Pay-Per-Click (PPC) advertising is an online marketing model where advertisers pay a publisher each time their ad is clicked on.
It is used to drive traffic to websites and is a targeted form of purchasing site visits. Each time an ad is clicked and leads the visitor to a specific website, the advertiser gets charged a small fee. 74 percent of brands report that this method is a significant growth driver for their business.
The website visit ideally leads to conversion (whether this comes in the form of making a purchase, signing up to a newsletter, booking a phone call, or other action). PPC is generally used to reach new audiences, boost sales, generate leads, and increase brand awareness. In the UK, it accounts for 51 percent of the digital ad spend in the country.
The PPC model is mainly offered by search engines like Google and Microsoft Bing and social networks like Facebook and Twitter. Google Ads and Facebook Ads are popular examples of PPC advertising.
How is PPC used?
PPC ads can come in the form of display ads, search ads, and remarketing and can appear on websites, social media networks, and mobile apps. Typically, they are relevant to the content around them – for example, ads on Twitter have similar formats to organic posts but are labeled as ‘promoted’ or ‘sponsored’.
Generally, the PPC model is beneficial because it is based on keywords, which boosts the promise of relevance on both sides of the marketing equation.

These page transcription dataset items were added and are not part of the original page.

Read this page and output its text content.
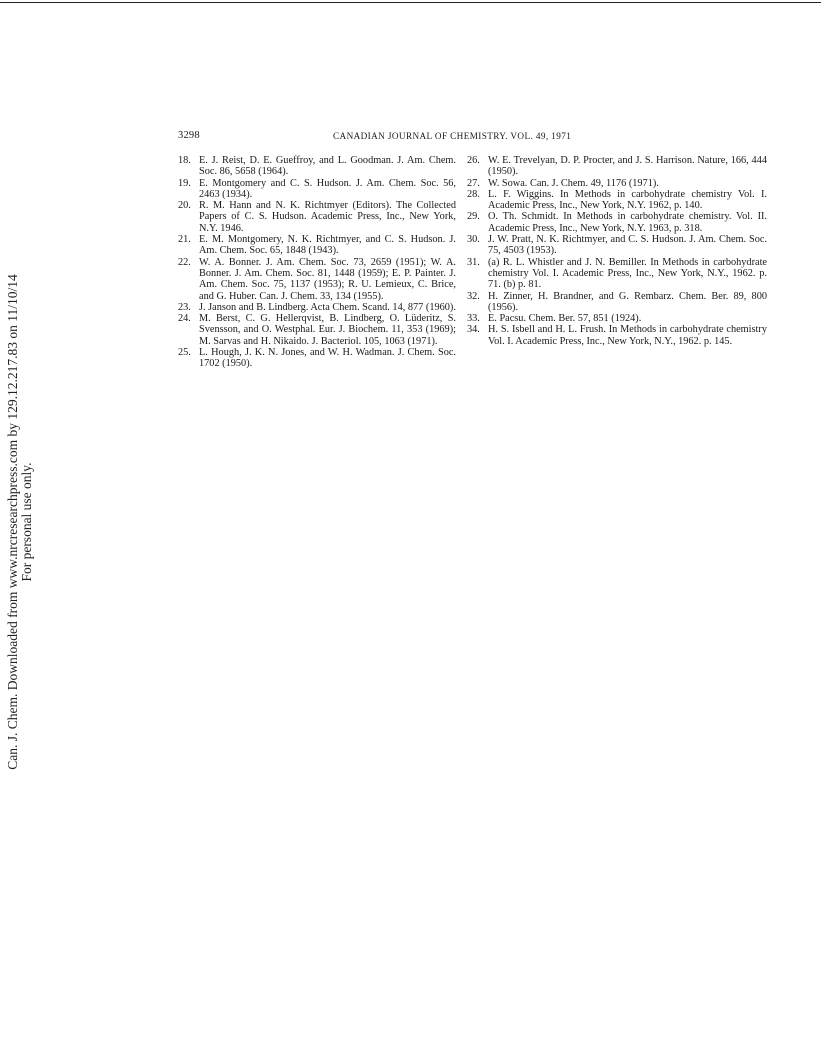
Can. J. Chem. Downloaded from www.nrcresearchpress.com by 129.12.217.83 on 11/10/14 For personal use only.
3298	CANADIAN JOURNAL OF CHEMISTRY. VOL. 49, 1971
18. E. J. Reist, D. E. Gueffroy, and L. Goodman. J. Am. Chem. Soc. 86, 5658 (1964).
19. E. Montgomery and C. S. Hudson. J. Am. Chem. Soc. 56, 2463 (1934).
20. R. M. Hann and N. K. Richtmyer (Editors). The Collected Papers of C. S. Hudson. Academic Press, Inc., New York, N.Y. 1946.
21. E. M. Montgomery, N. K. Richtmyer, and C. S. Hudson. J. Am. Chem. Soc. 65, 1848 (1943).
22. W. A. Bonner. J. Am. Chem. Soc. 73, 2659 (1951); W. A. Bonner. J. Am. Chem. Soc. 81, 1448 (1959); E. P. Painter. J. Am. Chem. Soc. 75, 1137 (1953); R. U. Lemieux, C. Brice, and G. Huber. Can. J. Chem. 33, 134 (1955).
23. J. Janson and B. Lindberg. Acta Chem. Scand. 14, 877 (1960).
24. M. Berst, C. G. Hellerqvist, B. Lindberg, O. Lüderitz, S. Svensson, and O. Westphal. Eur. J. Biochem. 11, 353 (1969); M. Sarvas and H. Nikaido. J. Bacteriol. 105, 1063 (1971).
25. L. Hough, J. K. N. Jones, and W. H. Wadman. J. Chem. Soc. 1702 (1950).
26. W. E. Trevelyan, D. P. Procter, and J. S. Harrison. Nature, 166, 444 (1950).
27. W. Sowa. Can. J. Chem. 49, 1176 (1971).
28. L. F. Wiggins. In Methods in carbohydrate chemistry Vol. I. Academic Press, Inc., New York, N.Y. 1962, p. 140.
29. O. Th. Schmidt. In Methods in carbohydrate chemistry. Vol. II. Academic Press, Inc., New York, N.Y. 1963, p. 318.
30. J. W. Pratt, N. K. Richtmyer, and C. S. Hudson. J. Am. Chem. Soc. 75, 4503 (1953).
31. (a) R. L. Whistler and J. N. Bemiller. In Methods in carbohydrate chemistry Vol. I. Academic Press, Inc., New York, N.Y., 1962. p. 71. (b) p. 81.
32. H. Zinner, H. Brandner, and G. Rembarz. Chem. Ber. 89, 800 (1956).
33. E. Pacsu. Chem. Ber. 57, 851 (1924).
34. H. S. Isbell and H. L. Frush. In Methods in carbohydrate chemistry Vol. I. Academic Press, Inc., New York, N.Y., 1962. p. 145.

Advertisers find potential new customers who are looking specifically for products or services related to the keywords they are typing into search engines, and customers discover new products or services that they might previously have not known about.
How does PPC work?
PPC is also incredibly measurable and trackable, offering valuable data around campaign performance, including impressions, clicks, conversions, traffic volume, and customers’ behavior and search patterns. This means that it is easy to set up campaigns with budget flexibility, allowing advertisers to expand only the campaigns that are generating positive results.
PPC advertising rates are set either through the flat-rate or bid-based models. In the flat-rate model, which is often used by content sites, the advertiser pays a publisher a set fee for each click.
In the bid-based model, the advertiser bids on an advertising spot, and the publisher uses automated tools to auction off that spot. The winner of the auction is usually set by real-time data around the relevance and quality of the content ranking instead of relying solely on the amount of money offered.
Search engines have their unique methods of determining ad rank. For example, Google, which offers the largest PPC platform (Google Ads), looks beyond the bid amount to consider other elements. These include the context of the search (such as time of day when the customer is searching) and the Quality Score, a metric that measures ad relevance.
The Quality Score looks at the historical click-through rate (CTR), the keyword’s relevance to the ad, and the quality of the website that the visitor is being led to. The website needs to be relevant to the user, with a fast loading speed and smooth overall experience in order to rank highly.